FamilyNative ResolutionArchitecture
FLUX.21024x1024Qwen3 encoder, 4B transformer
FLUX.11024x1024Flow-matching transformer
SDXL1024x1024Dual-CLIP, UNet
SD 1.5512x512CLIP-L, UNet
SD 3.51024x1024Triple encoder, MMDiT
Z-Image1024x1024Qwen3 encoder, 3D RoPE
Wuerstchen1024x10243-stage cascade, 42x compress
Qwen-Image1328x1328Qwen2.5-VL, flow-matching, CFG
Qwen-Image-EditDerived from first edit imageQwen2.5-VL multimodal edit, flow-matching, CFG
LTX-21216x704Gemma 3, joint audio-video transformer
LTX Video768x512T5-XXL, DiT, 3D causal VAE

Each family page lists recommended dimensions for non-square aspect ratios.
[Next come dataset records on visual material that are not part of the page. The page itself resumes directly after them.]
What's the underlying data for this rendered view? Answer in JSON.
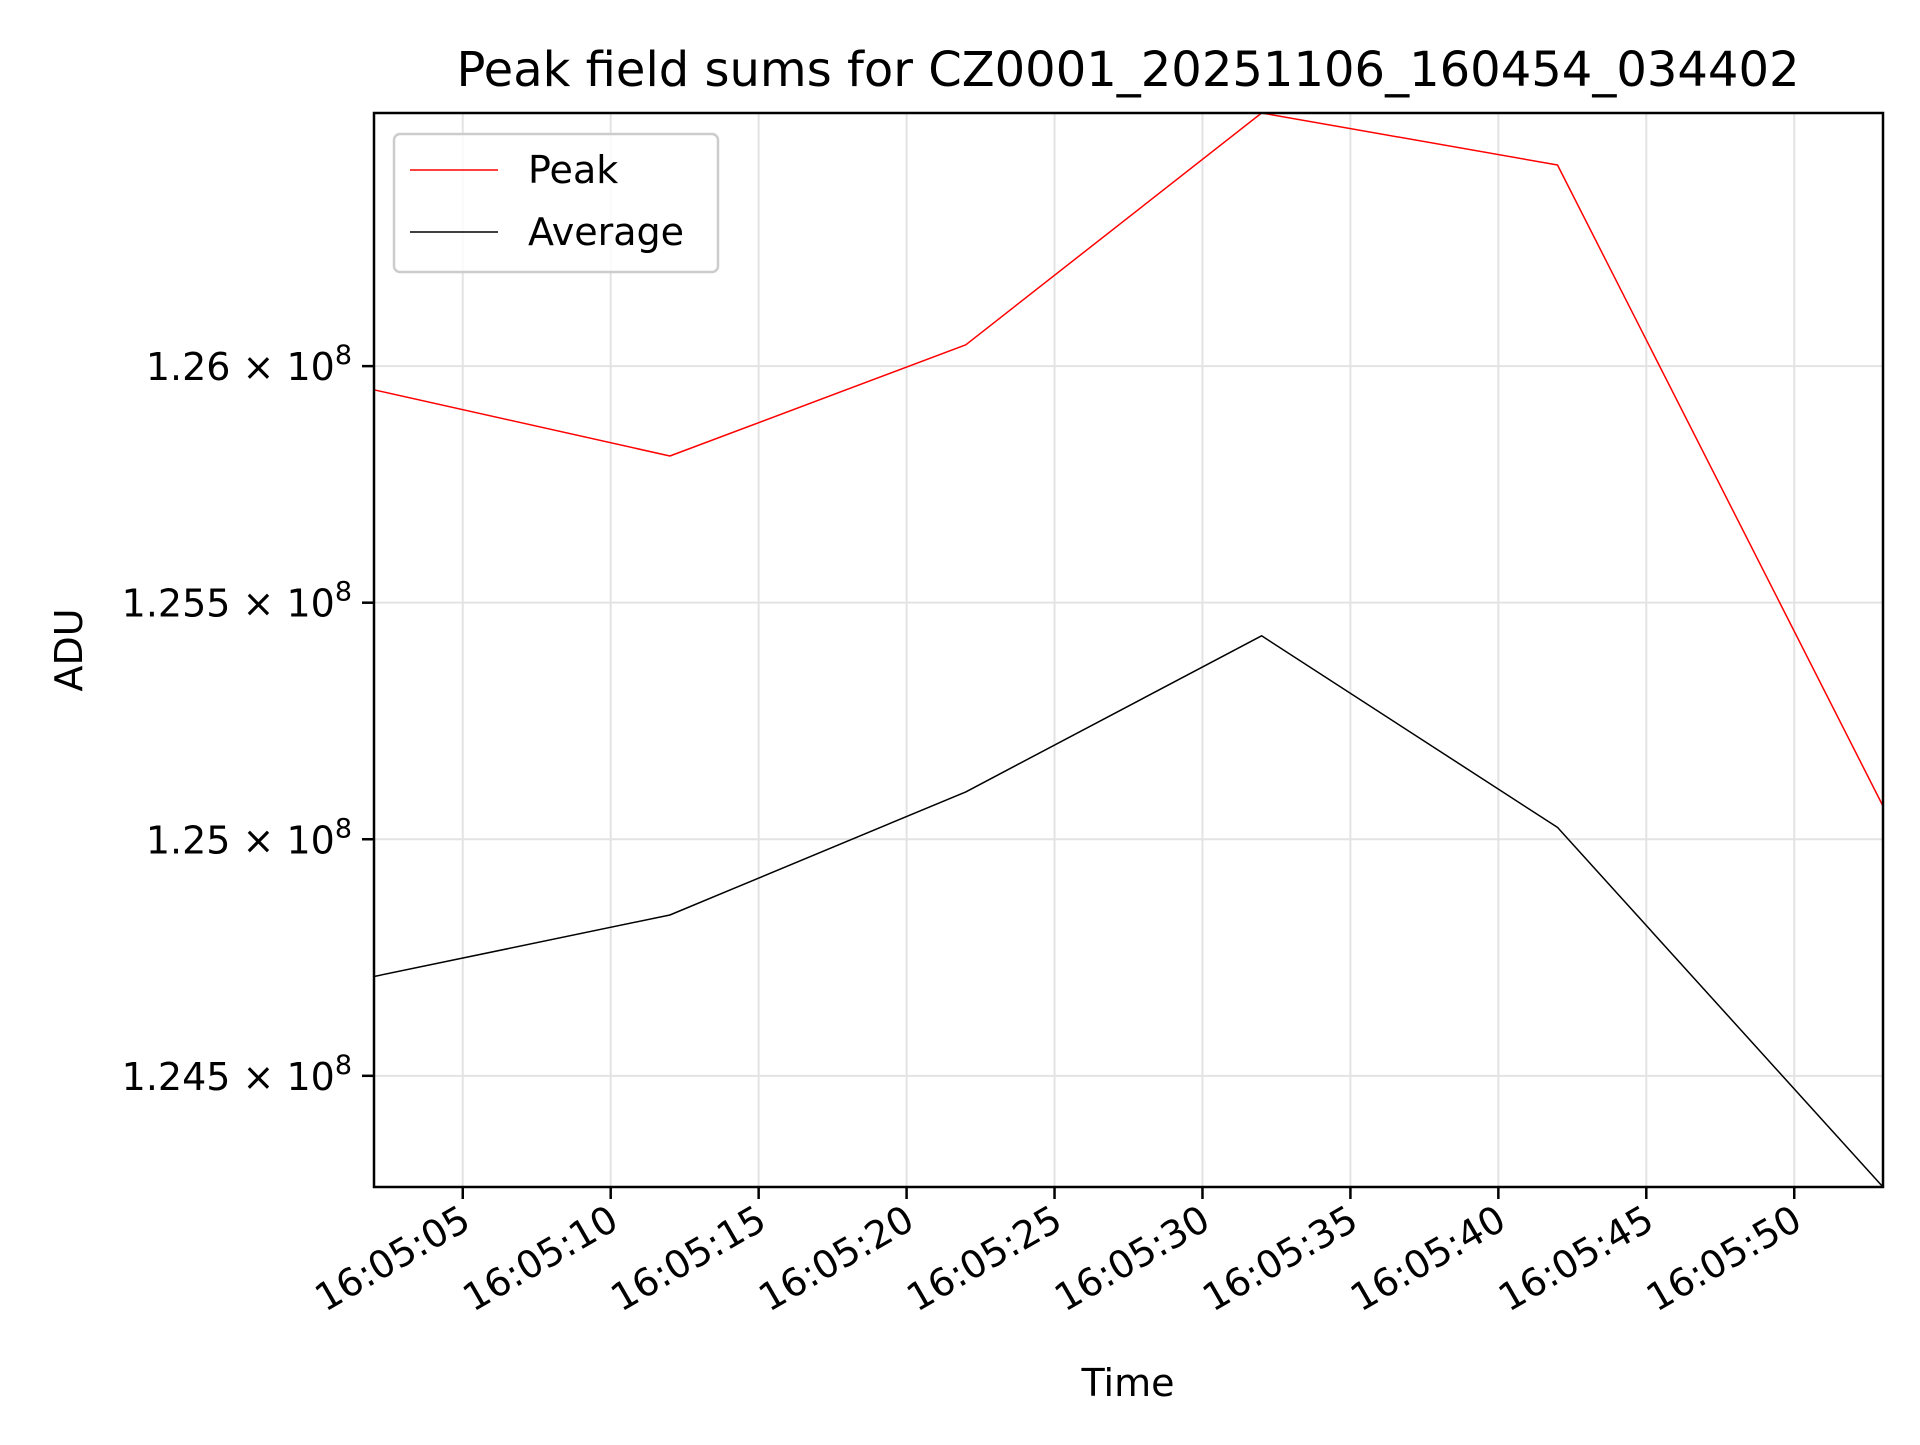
{
  "chart_data": {
    "type": "line",
    "title": "Peak field sums for CZ0001_20251106_160454_034402",
    "xlabel": "Time",
    "ylabel": "ADU",
    "x": [
      "16:05:02",
      "16:05:12",
      "16:05:22",
      "16:05:32",
      "16:05:42",
      "16:05:53"
    ],
    "xlim": [
      "16:05:02",
      "16:05:53"
    ],
    "ylim": [
      124265000,
      126535000
    ],
    "y_ticks": [
      124500000,
      125000000,
      125500000,
      126000000
    ],
    "y_tick_labels": [
      {
        "base": "1.245 × 10",
        "exp": "8"
      },
      {
        "base": "1.25 × 10",
        "exp": "8"
      },
      {
        "base": "1.255 × 10",
        "exp": "8"
      },
      {
        "base": "1.26 × 10",
        "exp": "8"
      }
    ],
    "x_ticks": [
      "16:05:05",
      "16:05:10",
      "16:05:15",
      "16:05:20",
      "16:05:25",
      "16:05:30",
      "16:05:35",
      "16:05:40",
      "16:05:45",
      "16:05:50"
    ],
    "grid": true,
    "legend_position": "upper-left",
    "series": [
      {
        "name": "Peak",
        "color": "#ff0000",
        "values": [
          125950000,
          125810000,
          126045000,
          126535000,
          126425000,
          125070000
        ]
      },
      {
        "name": "Average",
        "color": "#000000",
        "values": [
          124710000,
          124840000,
          125100000,
          125430000,
          125025000,
          124265000
        ]
      }
    ]
  }
}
Using non-recommended dimensions will trigger a warning.

Backend compatibility

All image families and LTX Video run on CUDA, Apple Metal, and CPU. LTX-2 / LTX-2.3 is CUDA-only for real generation — its CPU path exists for correctness-oriented coverage and can be extremely slow, and Metal is not supported for this family in this release.